Nous ne sommes qu’en février et déjà 2022 s’annonce mal. Une énorme éruption volcanique au large des Tonga, la perspective d’une guerre avec la Russie, la pandémie en cours (et ses perturbations économiques). Et c’est avant même que nous n’évoquions les coups de sabre chinois sur Taiwan ou le redémarrage désastreux de Sex and the City.

Bienvenue dans la nouvelle année : aussi horrible que l’ancienne.

Une histoire de mauvais moments

Je n’écris pas pour faire la lumière sur les problèmes très réels de notre monde, mais plutôt pour les mettre en perspective. 2020, 2021 et peut-être maintenant 2022, ont tous été mauvais.

Mais elles n’ont pas été pires que, disons, 1347, lorsque la peste noire a commencé sa longue marche à travers l’Eurasie. Ou 1816, « l’ année sans été ». Ou 1914, lorsque l’ assassinat d’un obscur archiduc des Habsbourg a précipité non pas un mais deux conflits mondiaux – dont l’un a fait des millions de morts dans le génocide le plus horrible du monde.

Il y a eu beaucoup d’autres mauvaises années, et des décennies aussi. Dans les années 1330, la famine s’installe et ravit la Chine Yuan. Dans les années 1590, une famine similaire a dévasté l’Europe , et les années 1490 ont vu la variole et la grippe commencer à se frayer un chemin à travers les populations indigènes des Amériques (réciproquement, la syphilis a fait de même parmi les habitants de l’Ancien Monde).

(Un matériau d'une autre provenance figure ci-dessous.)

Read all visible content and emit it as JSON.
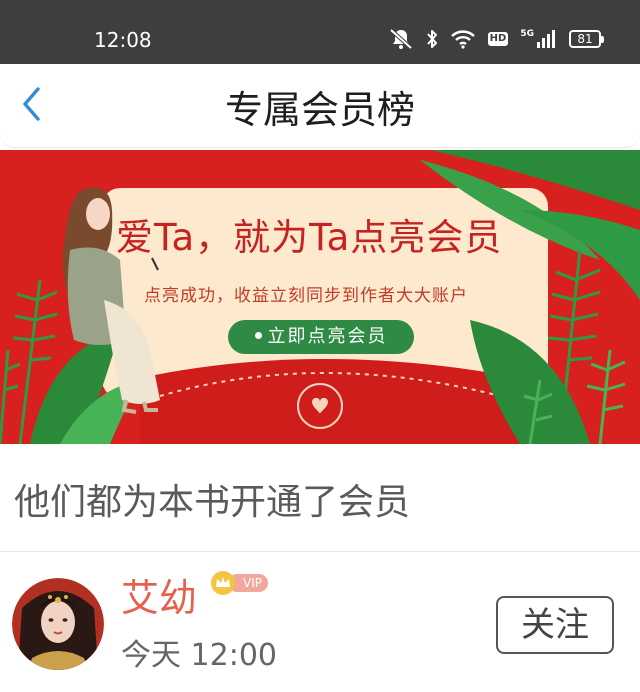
{
  "status_bar": {
    "time": "12:08",
    "hd_label": "HD",
    "network_label": "5G",
    "battery_level": "81",
    "icons": [
      "mute-bell-icon",
      "bluetooth-icon",
      "wifi-icon",
      "hd-icon",
      "signal-icon",
      "battery-icon"
    ]
  },
  "nav": {
    "title": "专属会员榜",
    "back_icon": "chevron-left-icon",
    "accent_color": "#2f8fd8"
  },
  "banner": {
    "headline": "爱Ta，就为Ta点亮会员",
    "subtitle": "点亮成功，收益立刻同步到作者大大账户",
    "cta_label": "立即点亮会员",
    "background_color": "#d8201e",
    "cta_color": "#2e8a45"
  },
  "section": {
    "title": "他们都为本书开通了会员"
  },
  "members": [
    {
      "name": "艾幼",
      "badge": "VIP",
      "time": "今天 12:00",
      "follow_label": "关注",
      "name_color": "#e8604d"
    }
  ]
}
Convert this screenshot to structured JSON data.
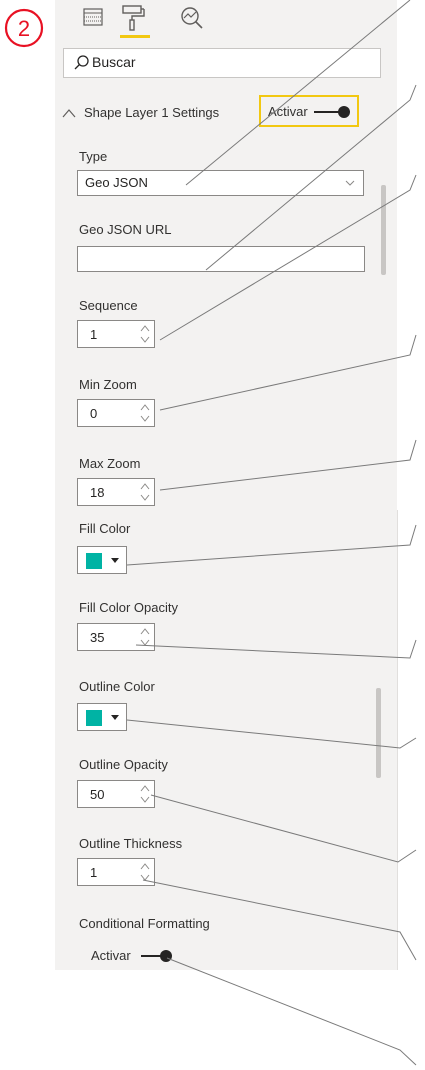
{
  "step_badge": "2",
  "search": {
    "placeholder": "Buscar"
  },
  "section": {
    "title": "Shape Layer 1 Settings",
    "toggle_label": "Activar"
  },
  "fields": {
    "type": {
      "label": "Type",
      "value": "Geo JSON"
    },
    "geojson_url": {
      "label": "Geo JSON URL",
      "value": ""
    },
    "sequence": {
      "label": "Sequence",
      "value": "1"
    },
    "min_zoom": {
      "label": "Min Zoom",
      "value": "0"
    },
    "max_zoom": {
      "label": "Max Zoom",
      "value": "18"
    },
    "fill_color": {
      "label": "Fill Color"
    },
    "fill_opacity": {
      "label": "Fill Color Opacity",
      "value": "35"
    },
    "outline_color": {
      "label": "Outline Color"
    },
    "outline_opacity": {
      "label": "Outline Opacity",
      "value": "50"
    },
    "outline_thickness": {
      "label": "Outline Thickness",
      "value": "1"
    },
    "conditional": {
      "label": "Conditional Formatting",
      "toggle_label": "Activar"
    }
  },
  "colors": {
    "swatch": "#00b3a4",
    "highlight": "#f2c811",
    "badge": "#e81123"
  }
}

La vie a souvent été « méchante, brutale et courte », comme l’a observé le philosophe politique et cynique Thomas Hobbes dans son Léviathan en 1651. Et pourtant, les historiens, même maintenant, désignent parfois une année particulière comme pire que les autres.

Oui, il y a peut-être eu un moment dans la mémoire historique où c’était vraiment la pire heure pour être en vie.

536 : la pire année de l’histoire ?

536 est le candidat consensuel actuel pour la pire année de l’histoire de l’humanité. Une éruption volcanique, ou peut-être plus d’une, quelque part dans l’hémisphère nord semblerait avoir été le déclencheur.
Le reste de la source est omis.